Chrome Beta und Crome Canary sind zwei unterschiedliche Dinge. Canary kommt sogar vor dem Chrome Dev., dann Beta, dann Stable.
Beta: https://www.google.de/chrome/browser/beta.html
Canary: https://www.google.de/chrome/browser/canary.html

thommesborg
Mitglied

Was nicht mehr funktionierte war sogar der Chrome Stable. Die Meldungen unserer Nutzer im Chrome Hilfe Forum zeigten dies sehr deutlich.

Bernd
Gast
Bernd

„Für Neugierige gibt es außerdem eine 64 Bit Beta Version, genannt Chrome Canary.“
Falsch.

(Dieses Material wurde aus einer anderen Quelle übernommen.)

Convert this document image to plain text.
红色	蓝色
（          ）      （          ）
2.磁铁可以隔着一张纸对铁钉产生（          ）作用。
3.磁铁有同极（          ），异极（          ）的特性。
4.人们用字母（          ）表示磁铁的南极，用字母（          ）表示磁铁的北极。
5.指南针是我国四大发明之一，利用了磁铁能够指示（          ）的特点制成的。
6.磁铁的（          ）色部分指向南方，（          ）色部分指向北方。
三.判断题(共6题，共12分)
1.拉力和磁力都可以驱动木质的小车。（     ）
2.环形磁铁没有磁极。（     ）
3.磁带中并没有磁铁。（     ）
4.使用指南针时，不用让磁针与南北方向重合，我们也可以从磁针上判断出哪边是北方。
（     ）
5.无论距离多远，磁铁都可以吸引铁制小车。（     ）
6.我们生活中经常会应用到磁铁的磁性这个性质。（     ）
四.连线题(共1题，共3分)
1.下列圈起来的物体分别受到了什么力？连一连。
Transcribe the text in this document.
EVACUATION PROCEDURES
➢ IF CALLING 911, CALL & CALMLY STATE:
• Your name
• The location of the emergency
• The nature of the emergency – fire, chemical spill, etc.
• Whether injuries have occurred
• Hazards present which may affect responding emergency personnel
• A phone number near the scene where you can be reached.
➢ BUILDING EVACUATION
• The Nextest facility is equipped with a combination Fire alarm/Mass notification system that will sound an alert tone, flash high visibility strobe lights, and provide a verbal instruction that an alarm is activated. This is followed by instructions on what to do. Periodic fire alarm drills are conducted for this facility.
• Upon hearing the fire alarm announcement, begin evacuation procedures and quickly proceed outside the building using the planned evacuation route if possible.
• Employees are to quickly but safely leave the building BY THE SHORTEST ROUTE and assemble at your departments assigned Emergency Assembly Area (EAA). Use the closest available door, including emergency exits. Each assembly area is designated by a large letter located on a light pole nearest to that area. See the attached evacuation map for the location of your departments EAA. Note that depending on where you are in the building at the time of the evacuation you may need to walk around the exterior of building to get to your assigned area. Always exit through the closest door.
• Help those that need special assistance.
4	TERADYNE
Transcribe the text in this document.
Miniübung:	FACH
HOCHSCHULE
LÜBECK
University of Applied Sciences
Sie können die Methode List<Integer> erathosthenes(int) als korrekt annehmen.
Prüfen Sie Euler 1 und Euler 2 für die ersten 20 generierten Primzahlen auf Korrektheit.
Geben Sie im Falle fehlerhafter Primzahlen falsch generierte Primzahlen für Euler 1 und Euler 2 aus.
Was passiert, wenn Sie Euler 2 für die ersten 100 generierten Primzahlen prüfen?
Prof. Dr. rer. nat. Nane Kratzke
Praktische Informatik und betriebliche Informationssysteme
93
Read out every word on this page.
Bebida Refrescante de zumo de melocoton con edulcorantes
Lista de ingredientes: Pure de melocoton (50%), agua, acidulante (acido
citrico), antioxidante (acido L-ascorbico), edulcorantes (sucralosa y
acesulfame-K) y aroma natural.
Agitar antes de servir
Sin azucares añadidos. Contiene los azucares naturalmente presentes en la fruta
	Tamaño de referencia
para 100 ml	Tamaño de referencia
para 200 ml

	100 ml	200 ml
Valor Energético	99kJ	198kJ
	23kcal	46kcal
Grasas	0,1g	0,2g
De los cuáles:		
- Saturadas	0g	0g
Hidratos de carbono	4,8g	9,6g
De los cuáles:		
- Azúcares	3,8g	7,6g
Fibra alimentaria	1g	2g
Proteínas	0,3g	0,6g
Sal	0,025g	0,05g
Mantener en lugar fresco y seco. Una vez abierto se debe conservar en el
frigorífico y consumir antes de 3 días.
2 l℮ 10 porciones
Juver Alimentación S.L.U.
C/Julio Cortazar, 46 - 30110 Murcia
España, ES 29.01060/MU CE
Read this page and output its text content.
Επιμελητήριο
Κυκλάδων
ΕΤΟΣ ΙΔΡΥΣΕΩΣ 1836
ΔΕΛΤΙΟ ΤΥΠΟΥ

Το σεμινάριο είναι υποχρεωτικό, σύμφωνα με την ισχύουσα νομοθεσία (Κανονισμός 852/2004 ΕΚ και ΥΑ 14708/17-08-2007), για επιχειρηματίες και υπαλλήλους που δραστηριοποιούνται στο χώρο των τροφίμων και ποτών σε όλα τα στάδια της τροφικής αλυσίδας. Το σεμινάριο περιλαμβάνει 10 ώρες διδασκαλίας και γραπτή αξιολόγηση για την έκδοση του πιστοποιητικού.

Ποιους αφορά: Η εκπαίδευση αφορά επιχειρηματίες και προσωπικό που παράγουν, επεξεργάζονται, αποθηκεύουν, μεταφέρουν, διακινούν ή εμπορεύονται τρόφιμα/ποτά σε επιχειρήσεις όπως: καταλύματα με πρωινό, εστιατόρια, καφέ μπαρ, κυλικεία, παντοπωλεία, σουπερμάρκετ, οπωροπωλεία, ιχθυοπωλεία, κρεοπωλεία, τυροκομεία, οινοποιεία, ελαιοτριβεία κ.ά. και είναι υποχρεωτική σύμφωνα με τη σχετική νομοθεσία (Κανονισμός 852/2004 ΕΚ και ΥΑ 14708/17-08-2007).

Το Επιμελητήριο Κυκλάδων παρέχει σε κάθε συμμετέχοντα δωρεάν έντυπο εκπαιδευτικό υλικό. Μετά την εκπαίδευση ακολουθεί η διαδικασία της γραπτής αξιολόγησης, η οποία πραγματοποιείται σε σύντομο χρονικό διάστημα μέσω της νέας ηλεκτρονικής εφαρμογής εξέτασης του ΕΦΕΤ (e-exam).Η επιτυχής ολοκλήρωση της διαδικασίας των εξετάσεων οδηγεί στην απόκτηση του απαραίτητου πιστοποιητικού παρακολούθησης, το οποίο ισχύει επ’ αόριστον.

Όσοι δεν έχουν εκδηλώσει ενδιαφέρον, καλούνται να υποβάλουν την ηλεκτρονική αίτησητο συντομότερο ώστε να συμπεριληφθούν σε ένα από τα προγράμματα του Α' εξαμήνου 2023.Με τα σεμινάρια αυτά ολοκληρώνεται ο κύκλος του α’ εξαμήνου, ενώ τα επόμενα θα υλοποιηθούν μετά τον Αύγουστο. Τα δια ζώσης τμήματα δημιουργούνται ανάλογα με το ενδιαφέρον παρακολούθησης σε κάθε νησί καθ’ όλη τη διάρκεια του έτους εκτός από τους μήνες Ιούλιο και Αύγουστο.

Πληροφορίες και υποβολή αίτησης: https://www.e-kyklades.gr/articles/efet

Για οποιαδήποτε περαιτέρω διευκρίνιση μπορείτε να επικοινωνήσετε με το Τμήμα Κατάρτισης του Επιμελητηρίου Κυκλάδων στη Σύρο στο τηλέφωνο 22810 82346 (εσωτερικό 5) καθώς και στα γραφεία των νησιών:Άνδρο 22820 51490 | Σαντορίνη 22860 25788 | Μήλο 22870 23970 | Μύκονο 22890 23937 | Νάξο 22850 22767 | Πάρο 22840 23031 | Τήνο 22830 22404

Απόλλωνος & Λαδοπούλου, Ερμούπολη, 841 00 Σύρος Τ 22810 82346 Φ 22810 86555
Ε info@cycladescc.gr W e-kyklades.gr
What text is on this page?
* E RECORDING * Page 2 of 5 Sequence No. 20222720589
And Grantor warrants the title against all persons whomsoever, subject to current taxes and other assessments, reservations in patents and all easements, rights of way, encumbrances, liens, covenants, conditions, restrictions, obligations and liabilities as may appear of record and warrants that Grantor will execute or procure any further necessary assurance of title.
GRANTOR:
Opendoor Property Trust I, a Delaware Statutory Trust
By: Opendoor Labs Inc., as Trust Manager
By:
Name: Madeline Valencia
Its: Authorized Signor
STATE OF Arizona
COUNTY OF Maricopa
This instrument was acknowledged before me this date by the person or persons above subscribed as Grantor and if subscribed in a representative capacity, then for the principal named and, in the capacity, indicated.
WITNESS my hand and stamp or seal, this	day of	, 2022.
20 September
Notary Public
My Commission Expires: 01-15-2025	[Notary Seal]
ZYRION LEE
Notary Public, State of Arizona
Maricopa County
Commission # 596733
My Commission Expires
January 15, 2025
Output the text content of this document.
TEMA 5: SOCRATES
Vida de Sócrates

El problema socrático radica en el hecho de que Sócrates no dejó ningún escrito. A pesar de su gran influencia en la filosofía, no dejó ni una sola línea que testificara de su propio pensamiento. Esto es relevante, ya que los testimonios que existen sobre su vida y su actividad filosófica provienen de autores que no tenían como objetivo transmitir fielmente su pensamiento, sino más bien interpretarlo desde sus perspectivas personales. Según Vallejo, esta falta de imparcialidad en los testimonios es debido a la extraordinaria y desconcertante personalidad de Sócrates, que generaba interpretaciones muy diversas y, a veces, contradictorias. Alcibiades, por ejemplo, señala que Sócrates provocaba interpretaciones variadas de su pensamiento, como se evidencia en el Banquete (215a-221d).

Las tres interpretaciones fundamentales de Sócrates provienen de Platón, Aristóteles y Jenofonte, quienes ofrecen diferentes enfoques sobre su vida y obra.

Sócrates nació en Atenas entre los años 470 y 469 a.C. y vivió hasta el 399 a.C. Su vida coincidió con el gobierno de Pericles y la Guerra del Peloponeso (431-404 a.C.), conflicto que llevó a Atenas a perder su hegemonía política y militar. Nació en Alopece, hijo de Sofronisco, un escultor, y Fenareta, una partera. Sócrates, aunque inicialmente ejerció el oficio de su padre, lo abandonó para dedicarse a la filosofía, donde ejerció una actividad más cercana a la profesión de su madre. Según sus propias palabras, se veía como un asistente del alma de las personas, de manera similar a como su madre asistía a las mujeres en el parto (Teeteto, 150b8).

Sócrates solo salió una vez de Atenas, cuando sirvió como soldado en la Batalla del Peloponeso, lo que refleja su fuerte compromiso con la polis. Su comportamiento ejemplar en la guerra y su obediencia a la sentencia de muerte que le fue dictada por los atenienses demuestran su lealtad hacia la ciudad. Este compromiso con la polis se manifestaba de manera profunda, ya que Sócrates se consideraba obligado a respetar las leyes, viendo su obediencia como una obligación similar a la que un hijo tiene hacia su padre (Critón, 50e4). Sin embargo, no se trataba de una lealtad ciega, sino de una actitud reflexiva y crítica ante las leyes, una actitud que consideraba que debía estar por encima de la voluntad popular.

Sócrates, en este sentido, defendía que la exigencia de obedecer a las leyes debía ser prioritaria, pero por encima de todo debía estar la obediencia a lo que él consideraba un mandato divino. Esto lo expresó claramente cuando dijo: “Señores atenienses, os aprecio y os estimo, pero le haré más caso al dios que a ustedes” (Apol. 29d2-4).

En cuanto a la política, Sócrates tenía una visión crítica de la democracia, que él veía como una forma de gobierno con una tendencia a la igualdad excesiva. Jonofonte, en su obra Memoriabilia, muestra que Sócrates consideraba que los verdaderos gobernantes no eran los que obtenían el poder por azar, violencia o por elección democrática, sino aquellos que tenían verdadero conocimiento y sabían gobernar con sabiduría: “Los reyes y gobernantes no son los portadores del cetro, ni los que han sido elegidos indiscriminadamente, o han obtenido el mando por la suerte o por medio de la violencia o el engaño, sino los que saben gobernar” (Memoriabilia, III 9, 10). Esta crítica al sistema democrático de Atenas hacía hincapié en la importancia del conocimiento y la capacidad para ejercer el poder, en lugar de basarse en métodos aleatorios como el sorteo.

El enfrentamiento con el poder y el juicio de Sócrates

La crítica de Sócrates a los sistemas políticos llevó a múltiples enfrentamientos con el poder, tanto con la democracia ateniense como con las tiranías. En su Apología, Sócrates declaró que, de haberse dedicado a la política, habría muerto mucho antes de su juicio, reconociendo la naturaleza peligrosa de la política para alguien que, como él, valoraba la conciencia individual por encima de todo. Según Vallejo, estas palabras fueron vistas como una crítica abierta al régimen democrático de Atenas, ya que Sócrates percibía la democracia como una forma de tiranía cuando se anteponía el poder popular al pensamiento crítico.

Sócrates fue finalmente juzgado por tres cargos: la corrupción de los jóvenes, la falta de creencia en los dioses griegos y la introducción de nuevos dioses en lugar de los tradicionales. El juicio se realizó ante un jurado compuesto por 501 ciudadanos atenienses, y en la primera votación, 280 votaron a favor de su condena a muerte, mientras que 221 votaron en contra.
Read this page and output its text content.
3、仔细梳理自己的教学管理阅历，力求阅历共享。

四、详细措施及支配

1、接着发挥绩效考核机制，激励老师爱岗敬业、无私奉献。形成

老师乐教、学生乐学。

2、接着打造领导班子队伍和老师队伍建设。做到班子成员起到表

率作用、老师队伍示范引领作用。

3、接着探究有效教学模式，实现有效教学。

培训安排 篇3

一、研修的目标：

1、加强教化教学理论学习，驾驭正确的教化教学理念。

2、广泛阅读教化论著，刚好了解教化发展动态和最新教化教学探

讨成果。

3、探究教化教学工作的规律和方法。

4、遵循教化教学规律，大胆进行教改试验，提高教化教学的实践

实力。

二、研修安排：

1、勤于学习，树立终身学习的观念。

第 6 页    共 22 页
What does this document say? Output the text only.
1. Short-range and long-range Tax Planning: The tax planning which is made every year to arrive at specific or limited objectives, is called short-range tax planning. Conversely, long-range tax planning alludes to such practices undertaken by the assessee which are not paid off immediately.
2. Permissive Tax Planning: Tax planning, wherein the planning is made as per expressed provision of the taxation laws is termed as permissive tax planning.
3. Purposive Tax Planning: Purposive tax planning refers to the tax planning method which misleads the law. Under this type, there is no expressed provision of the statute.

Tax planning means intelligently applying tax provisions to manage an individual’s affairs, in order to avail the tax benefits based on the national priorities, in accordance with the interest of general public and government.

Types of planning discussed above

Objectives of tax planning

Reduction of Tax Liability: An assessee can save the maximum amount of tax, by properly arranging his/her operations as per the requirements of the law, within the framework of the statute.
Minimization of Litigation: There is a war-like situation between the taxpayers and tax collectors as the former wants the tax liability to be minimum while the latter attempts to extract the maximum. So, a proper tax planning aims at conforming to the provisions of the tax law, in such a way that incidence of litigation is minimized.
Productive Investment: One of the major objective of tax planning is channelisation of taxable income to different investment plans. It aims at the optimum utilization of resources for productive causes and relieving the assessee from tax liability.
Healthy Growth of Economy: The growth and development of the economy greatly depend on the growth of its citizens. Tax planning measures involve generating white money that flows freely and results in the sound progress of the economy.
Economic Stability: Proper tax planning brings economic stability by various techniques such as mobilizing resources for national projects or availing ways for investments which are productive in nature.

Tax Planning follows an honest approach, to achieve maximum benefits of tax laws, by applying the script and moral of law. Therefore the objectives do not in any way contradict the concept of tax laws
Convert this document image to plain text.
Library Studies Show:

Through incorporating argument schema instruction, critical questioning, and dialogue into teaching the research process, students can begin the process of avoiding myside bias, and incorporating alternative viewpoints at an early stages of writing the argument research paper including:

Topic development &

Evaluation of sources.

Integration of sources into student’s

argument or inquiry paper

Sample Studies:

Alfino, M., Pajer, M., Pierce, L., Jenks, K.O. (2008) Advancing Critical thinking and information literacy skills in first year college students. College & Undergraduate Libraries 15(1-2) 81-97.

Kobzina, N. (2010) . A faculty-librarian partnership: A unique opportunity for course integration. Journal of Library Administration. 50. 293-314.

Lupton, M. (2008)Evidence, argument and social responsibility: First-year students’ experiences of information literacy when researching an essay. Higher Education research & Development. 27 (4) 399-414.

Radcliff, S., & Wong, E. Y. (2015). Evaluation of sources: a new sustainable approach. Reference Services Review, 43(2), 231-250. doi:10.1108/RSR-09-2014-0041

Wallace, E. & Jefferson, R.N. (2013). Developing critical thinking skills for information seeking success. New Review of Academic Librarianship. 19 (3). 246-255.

Einfach nur falsch. m(
Siehe auch: http://dev.chromium.org/getting-involved/dev-channel

Timschges22
Mitglied

Das ist eben typisch Google…

thommesborg
Mitglied
Fumo
Mitglied

Ist es nicht Kundentäuschung etwas als 64bit zu nennen wenn es eigtl noch 32bit ist?
Erklären kann ich mir den workaround nur durch Indizierung des Inhaltes im RAM. Da wird das was eigtl im RAM gelagert wird nur durch eine Art Shortcuts darin gespeichert und die echten Daten liegen auf der Platte. So kann man, rein mathematisch, die 32bit Beschränkung aufheben.
Ich schätze brauche nicht zu erläutern wo das Sicherheitsrisiko dieser Methode liegt und es ist gut wenn MS es jetzt unterbindet.